We are reading here of the seventh seal judgment poured out on the earth. I don’t want us to get bogged down in the significance of the half hour of “silence in heaven.” There are a dozen or more possible interpretations that need not distract us from the primary point of the text.

The imagery of the smoke of incense (see Ps. 141:1-2) rising before God (Rev. 8:4) points to a positive answer to the martyrs’ request in Rev. 6:9-11 that God execute vengeance against his enemies. Indeed, Rev. 8:5 would constitute the actual historical execution of God’s verdict on behalf of his people.

It would be a mistake, however, to conclude that “the prayers of all the saints” refers exclusively to the request by the martyrs whose souls John saw beneath the altar (the fifth seal of Rev. 6:9-11). Although surely inclusive of their request, “all the saints” must be a reference to the totality of God’s people throughout the course of the present church age.

Thus, we see in Revelation 8:3-4 that our prayers are taken seriously by God, are heard by him, and undoubtedly are one of the primary means by which God brings his purposes in history (including his judgments on an unbelieving world) to fulfillment.

Are you beginning to hear what the apostle John is saying. If not, note closely what John Piper says about the prayers of the saints.

“The utterly astonishing thing about this text is that it portrays the prayers of the saints as the instrument God uses to usher in the end of the world with great divine judgments. It pictures the prayers of the saints accumulating on the altar before the throne of God until the appointed time when they are taken up like fire from the altar and thrown upon the earth to bring about the consummation of God's kingdom. In other words, what we have in this text is an explanation of what has happened to the millions upon millions of prayers over the last 2,000 years as the saints have cried out again and again, ‘Thy kingdom come . . . Thy kingdom come.’ Not one of these prayers, prayed in faith, has been ignored. Not one is lost or forgotten. Not one has been ineffectual or pointless. They have all been gathering on the altar before the throne of God” (John Piper, “The Prayers of the Saints and the End of the World,” January 9, 1994, https://www.desiringgod.org/messages/the-prayers-of-the-saints-and-the-end-of-the-world.
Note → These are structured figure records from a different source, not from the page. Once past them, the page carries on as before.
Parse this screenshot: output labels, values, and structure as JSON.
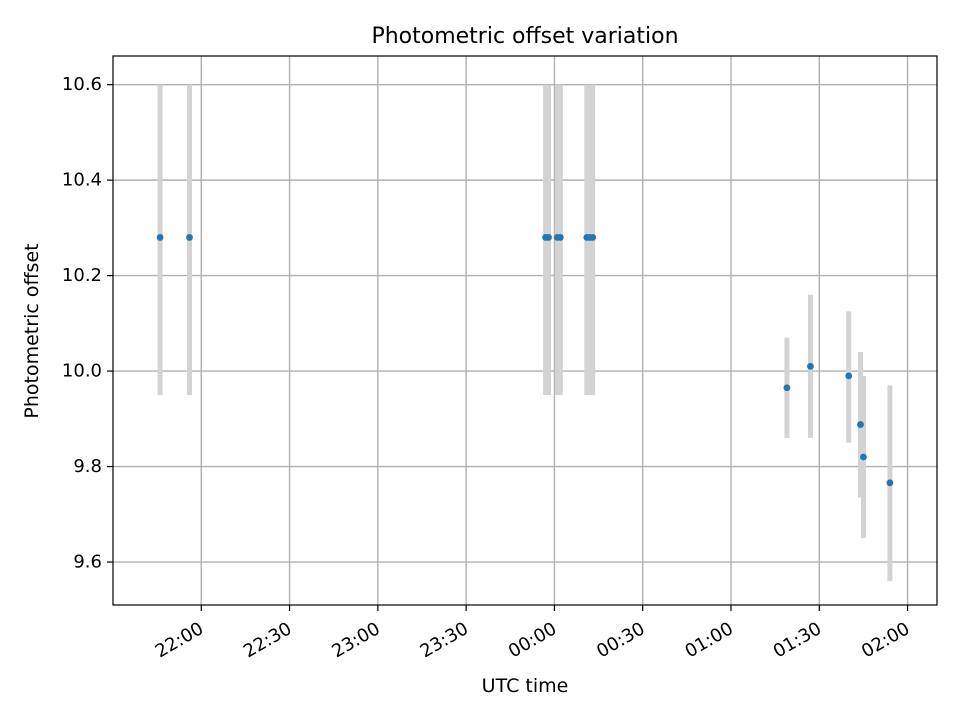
{
  "chart_data": {
    "type": "scatter",
    "title": "Photometric offset variation",
    "xlabel": "UTC time",
    "ylabel": "Photometric offset",
    "x_axis_type": "time",
    "xlim": [
      "21:30",
      "02:10"
    ],
    "ylim": [
      9.51,
      10.66
    ],
    "grid": true,
    "x_ticks": [
      "22:00",
      "22:30",
      "23:00",
      "23:30",
      "00:00",
      "00:30",
      "01:00",
      "01:30",
      "02:00"
    ],
    "y_ticks": [
      9.6,
      9.8,
      10.0,
      10.2,
      10.4,
      10.6
    ],
    "y_tick_labels": [
      "9.6",
      "9.8",
      "10.0",
      "10.2",
      "10.4",
      "10.6"
    ],
    "errorbar_color": "#d3d3d3",
    "marker_color": "#1f77b4",
    "points": [
      {
        "time": "21:46",
        "y": 10.28,
        "ylow": 9.95,
        "yhigh": 10.6
      },
      {
        "time": "21:56",
        "y": 10.28,
        "ylow": 9.95,
        "yhigh": 10.6
      },
      {
        "time": "23:57",
        "y": 10.28,
        "ylow": 9.95,
        "yhigh": 10.6
      },
      {
        "time": "23:58",
        "y": 10.28,
        "ylow": 9.95,
        "yhigh": 10.6
      },
      {
        "time": "00:01",
        "y": 10.28,
        "ylow": 9.95,
        "yhigh": 10.6
      },
      {
        "time": "00:02",
        "y": 10.28,
        "ylow": 9.95,
        "yhigh": 10.6
      },
      {
        "time": "00:11",
        "y": 10.28,
        "ylow": 9.95,
        "yhigh": 10.6
      },
      {
        "time": "00:12",
        "y": 10.28,
        "ylow": 9.95,
        "yhigh": 10.6
      },
      {
        "time": "00:13",
        "y": 10.28,
        "ylow": 9.95,
        "yhigh": 10.6
      },
      {
        "time": "01:19",
        "y": 9.965,
        "ylow": 9.86,
        "yhigh": 10.07
      },
      {
        "time": "01:27",
        "y": 10.01,
        "ylow": 9.86,
        "yhigh": 10.16
      },
      {
        "time": "01:40",
        "y": 9.99,
        "ylow": 9.85,
        "yhigh": 10.125
      },
      {
        "time": "01:44",
        "y": 9.888,
        "ylow": 9.735,
        "yhigh": 10.04
      },
      {
        "time": "01:45",
        "y": 9.82,
        "ylow": 9.65,
        "yhigh": 9.99
      },
      {
        "time": "01:54",
        "y": 9.766,
        "ylow": 9.56,
        "yhigh": 9.97
      }
    ]
  }
}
If at any time during the course of your Christian life, and especially in the midst of your seasons of prayer, you begin to wonder what happened to your prayers, what role do I play in God’s providential plans, the answer is found, at least in large part, in this text. Your prayers, be they long or short, simple or complex, go to the altar of God before his throne, having been mixed with “the smoke of the incense” (v. 4a).

Then something quite stunning occurs. The angel throws the censor into the earth which provokes “peals of thunder, rumblings, flashes of lightning, and an earthquake” (v. 5b). These phenomena “simply represent the action of God from heaven on the world as the scroll of the end of the age begins to open and the seven trumpets and the seven bowls are poured out. The unmistakable point is that your prayers bring that about” (ibid.).

Our prayers are preserved by God and made the catalyst, in response to which God’s judgments are poured out in bringing human history to its Christ-exalting climax. So, don’t ever think your prayers don’t matter!